Published 12/04/2012 | 09:15

YOUR relationship with yourself is critically important and without a positive self-talk practice you will become trapped in the loop of negative thinking.

How you interact with yourself is one of the most powerful influences on your future happiness and success. Research indicates that those who have emotional problems engage in negative self-talk a high percentage of the time and yet few people admit that they talk to themselves and as a result fail to understand the critical nature of this internal dialogue. Negative self-talk stems from our thoughts and are usually distortions of an event or situation and an over focus on what's wrong. Thinking habits develop over the years and are deeply rooted within our past experiences. If you find yourself jealous of others or are frequently competitive in most situations the chances are that you were belittled by other children in your formative years. As children, we believe what we're told about ourselves. As adults we carry on telling ourselves these same messages never doubting them or challenging them. We take our beliefs as facts – which of course is usually not the case. When you tried something new were you told you'd never be good at it or were your efforts the source of humour for others? Many of us would have encountered a teacher at some point in our schooling who just seemed highly critical of us. Teachers are in a role of authority, and you put your trust in them. One highly critical or hard- to- please teacher can often set off a chain reaction of self- doubt and fear of failure. These many experiences are the seeds of our selftalk. Sometimes we initiate negative self-talk when we are faced with moving beyond our comfort zone. "I can't do this" is often a screen for 'I don't want to deal with the experience of making a mistake or of failing'. Our thoughts determine how we feel and how we feel influence the way we act often resulting in no action.
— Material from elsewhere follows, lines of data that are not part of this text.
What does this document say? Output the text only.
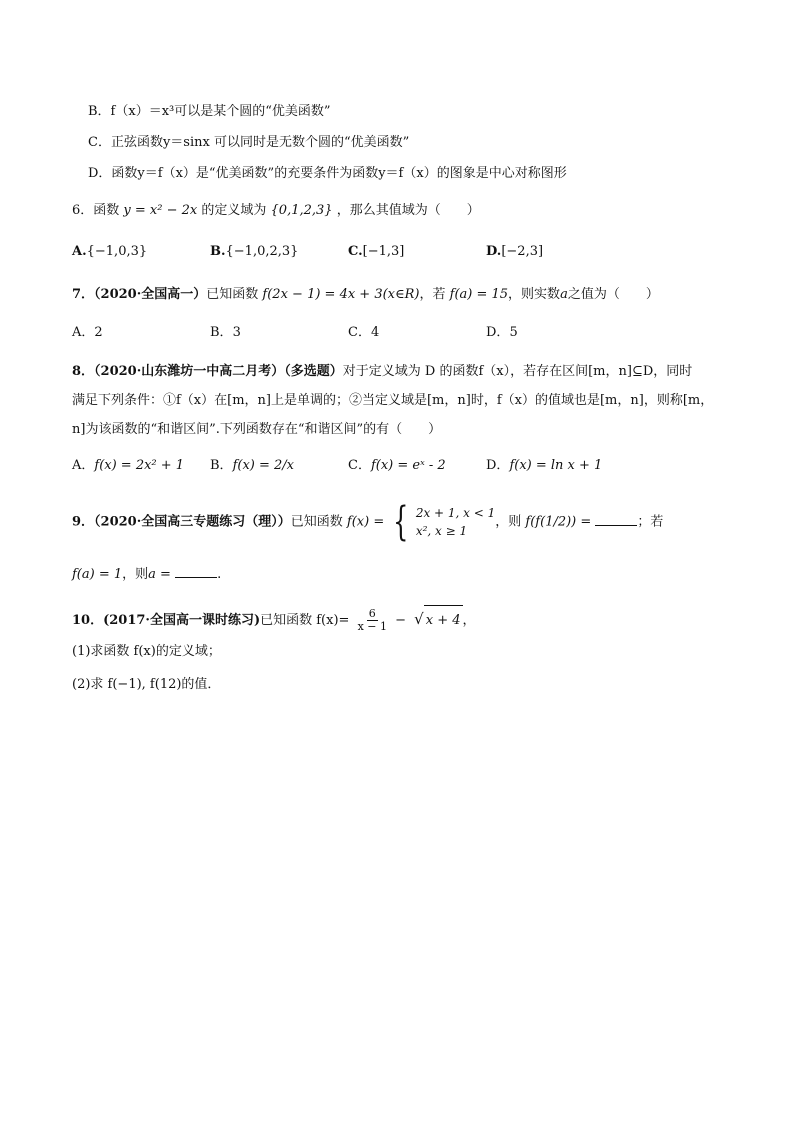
B．f（x）＝x³可以是某个圆的“优美函数”
C．正弦函数y＝sinx 可以同时是无数个圆的“优美函数”
D．函数y＝f（x）是“优美函数”的充要条件为函数y＝f（x）的图象是中心对称图形
6．函数 y = x² − 2x 的定义域为 {0,1,2,3} ，那么其值域为（　　）
A.{−1,0,3}	B.{−1,0,2,3}	C.[−1,3]	D.[−2,3]
7．（2020·全国高一）已知函数 f(2x − 1) = 4x + 3(x∈R)，若 f(a) = 15，则实数a之值为（　　）
A．2	B．3	C．4	D．5
8．（2020·山东潍坊一中高二月考）（多选题）对于定义域为 D 的函数f（x），若存在区间[m，n]⊆D，同时
满足下列条件：①f（x）在[m，n]上是单调的；②当定义域是[m，n]时，f（x）的值域也是[m，n]，则称[m，
n]为该函数的“和谐区间”.下列函数存在“和谐区间”的有（　　）
A．f(x) = 2x² + 1 B．f(x) = 2/x	C．f(x) = eˣ - 2	D．f(x) = ln x + 1
9．（2020·全国高三专题练习（理））已知函数 f(x) = { 2x + 1, x < 1
x², x ≥ 1
，则 f(f(1/2)) =	；若
f(a) = 1，则a =	.
10．(2017·全国高一课时练习)已知函数 $f(x)= \frac{6}{x - 1}$ − √ x + 4 ，
(1)求函数 f(x)的定义域；
(2)求 f(−1), f(12)的值．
Find out where the negative self- talk originated. Can you recall specific moments in your life that have impacted on how you see yourself today? Watch out for negative labels. Negative labels are the things we often habitually say that lower selfesteem in ourselves. Example: "I'm stupid," or "I'm fat." When we say phrases like these often enough they become a part of our identity and we can begin to dislike who we are. Although you may engage in stupid behaviour occasionally, that doesn't make you a stupid person. Remember, we are not born with negative thoughts – this inner dialogue is something we learn to do and can be unlearned. You can be a victim or victor in life and that is simply your choice!